Réunion du 4 avril à l'Assemblée
Réunis samedi à Paris, les Verts "responsables" sont décidés à s’organiser en confédération. Et se disent prêts, le jour venu, à entrer au gouvernement.
"Une résurrection…" Antoine Waechter, ancien candidat vert à la présidentielle, est là. Corinne Lepage, ancienne ministre de Chirac, aussi. L'ancien patron des Verts passé par le MoDem, Jean-Luc Benhammias, et celui de Génération Écologie, Yves Pietrasanta, complètent le tableau de cette grande réunion de famille des écolos pro-Hollande. À leurs côtés, Placé et consorts. "C'est une résurrection, un signe pour ceux qui nous avaient enfermés dans un tombeau", s'amuse François de Rugy, le coprésident du groupe écolo à l'Assemblée. La réunion fait le plein. Les organisateurs s'en félicitent encore : tout le monde n'a pas pu entrer. Le même problème risque de se poser si Manuel Valls les appelle au gouvernement. Et cette-fois, ils ne s'en réjouiront pas. En attendant, ils se mettent en ordre de marche.
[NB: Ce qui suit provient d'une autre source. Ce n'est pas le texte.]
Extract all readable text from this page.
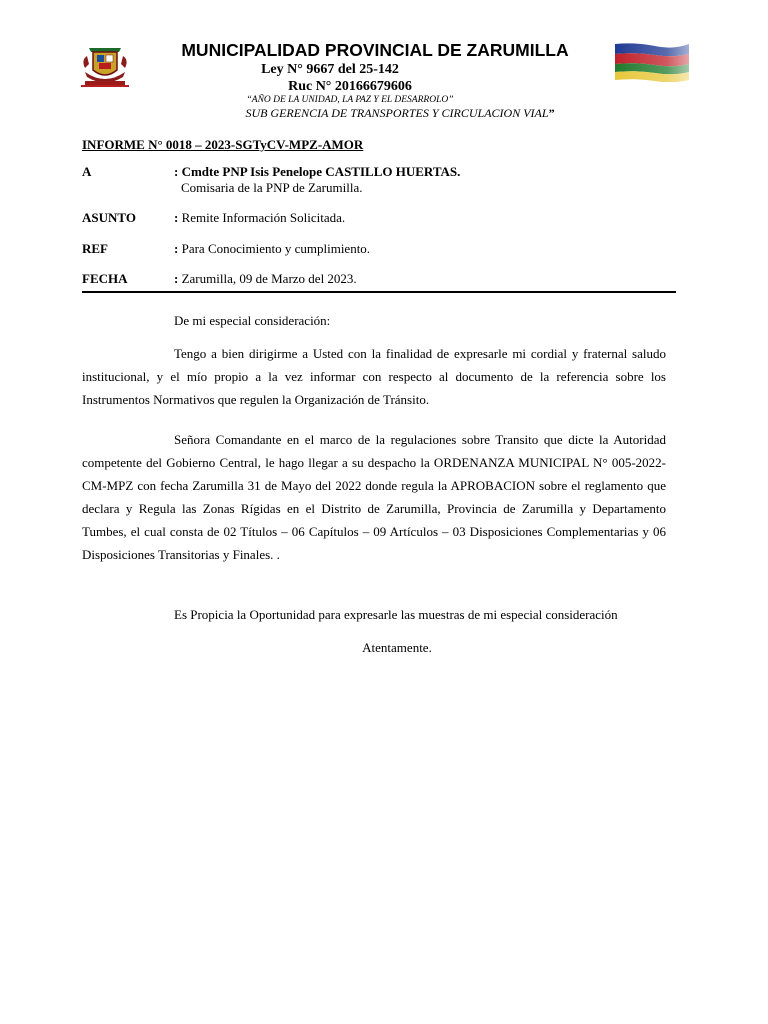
MUNICIPALIDAD PROVINCIAL DE ZARUMILLA
Ley N° 9667 del 25-142
Ruc N° 20166679606
“AÑO DE LA UNIDAD, LA PAZ Y EL DESARROLO”
SUB GERENCIA DE TRANSPORTES Y CIRCULACION VIAL”
INFORME N° 0018 – 2023-SGTyCV-MPZ-AMOR
A	: Cmdte PNP Isis Penelope CASTILLO HUERTAS.
Comisaria de la PNP de Zarumilla.
ASUNTO	: Remite Información Solicitada.
REF	: Para Conocimiento y cumplimiento.
FECHA	: Zarumilla, 09 de Marzo del 2023.
De mi especial consideración:
Tengo a bien dirigirme a Usted con la finalidad de expresarle mi cordial y fraternal saludo institucional, y el mío propio a la vez informar con respecto al documento de la referencia sobre los Instrumentos Normativos que regulen la Organización de Tránsito.
Señora Comandante en el marco de la regulaciones sobre Transito que dicte la Autoridad competente del Gobierno Central, le hago llegar a su despacho la ORDENANZA MUNICIPAL N° 005-2022-CM-MPZ con fecha Zarumilla 31 de Mayo del 2022 donde regula la APROBACION sobre el reglamento que declara y Regula las Zonas Rígidas en el Distrito de Zarumilla, Provincia de Zarumilla y Departamento Tumbes, el cual consta de 02 Títulos – 06 Capítulos – 09 Artículos – 03 Disposiciones Complementarias y 06 Disposiciones Transitorias y Finales. .
Es Propicia la Oportunidad para expresarle las muestras de mi especial consideración
Atentamente.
Placé, Baupin, Rugy, Pompili, tous actuels parlementaires Europe Écologie-Les Verts (EELV), sont venus plaider pour un regroupement des écolos "responsables" dans un "réseau" ayant "une forme confédérative". "Nous sommes partants pour entrer au gouvernement, et nous irons jusqu'au bout de la création de cette maison commune", lâche Benhammias. Le Front démocrate, le petit parti qu'il dirige désormais, vise mi-juin pour la mise en route de cette confédération.
"La disparition de l'écologie"
Tous ici combattent la ligne défendue par Cécile Duflot, celle d'un rapprochement avec la gauche alternative. Eux sont pour l'alliance avec le PS. À la tribune, Rugy s'en prend à la "dérive protestataire qui peut mener à la disparition de l'écologie" quand Placé dénonce le "sectarisme" de ce qui est encore son parti. Tous mettent en avant les sondages où leurs sympathisants approuvent un retour au gouvernement, tout en sachant très bien que cette position est minoritaire au sein d'EELV.
Cette semaine, Emmanuelle Cosse et la direction d'EELV ont adopté un texte – que le JDD a pu consulter – qui liste clairement les conditions d'un retour au gouvernement : abandon des grands projets inutiles comme Notre-Dame-des-Landes ; fermeture de Fessenheim "dans les plus brefs délais" ; politique de l'offre rediscutée, engagement de la fusion CSG-impôt sur le revenu ; initiative sur le droit de vote des étrangers. Et surtout la "proportionnelle intégrale" mise en œuvre "dès 2017", "une condition indispensable et minimale à la confiance permettant de gouverner ensemble".
"Le dernier endroit où l'on utilise le Roundup"
Valls et Hollande ont annoncé qu'ils ne comptaient pas changer de ligne. Les écolos savent donc que cette liste restera lettre morte. Or, si les écolos pro-Hollande allaient au gouvernement contre l'avis de leur parti, ils risqueraient l'exclusion. "Après les pionniers de l'écologie, il y a eu les développeurs. Maintenant, il y a les éradicateurs. Le dernier endroit où l'on utilise le Roundup, c'est chez les Verts", ironise de Rugy. "Tenir un parti, c'est bien, mais il faut aussi avoir des voix. Avec la stratégie de Duflot, on s'est viandés aux dernières élections", se lamente Placé. "Le parti EELV, et j'en prends ma part, est discrédité. Nous sommes perdus dans nos divisions internes", poursuit-il. Un organisateur de la réunion glisse : "Placé et les autres sont dans l'entonnoir. Avec ce qu'ils ont dit, ils ne peuvent plus reculer. S'ils reculent, ils vont se faire laminer car ils sont minoritaires chez eux."
Tout peut aller très vite. Dans cette "confédération", Génération Écologie dispose de l'indispensable association de financement de parti. Certains proches de Duflot dessinent déjà le scenario noir. Celui d'une scission avec des parlementaires choisissant de venir gonfler les caisses de cette nouvelle confédération plutôt que celles d'EELV pour entraver une possible candidature de Duflot en 2017.
Cosse voudrait encore tenir les deux bouts de son parti. "Le seul discours que l'on nous tient depuis dimanche, c'est "rien ne change". Est-ce bien sérieux?", se demandait-elle dans une critique du gouvernement avant de dresser un bilan en noir et blanc de l'action de celui-ci et de parler du besoin d'un nouveau contrat. "Elle a le cul entre deux chaises", résume un participant. "Il ne faut pas confondre équilibre et ambiguïté", avertit un proche de Duflot. "Au prochain congrès, elle sautera", prédit un dirigeant écolo.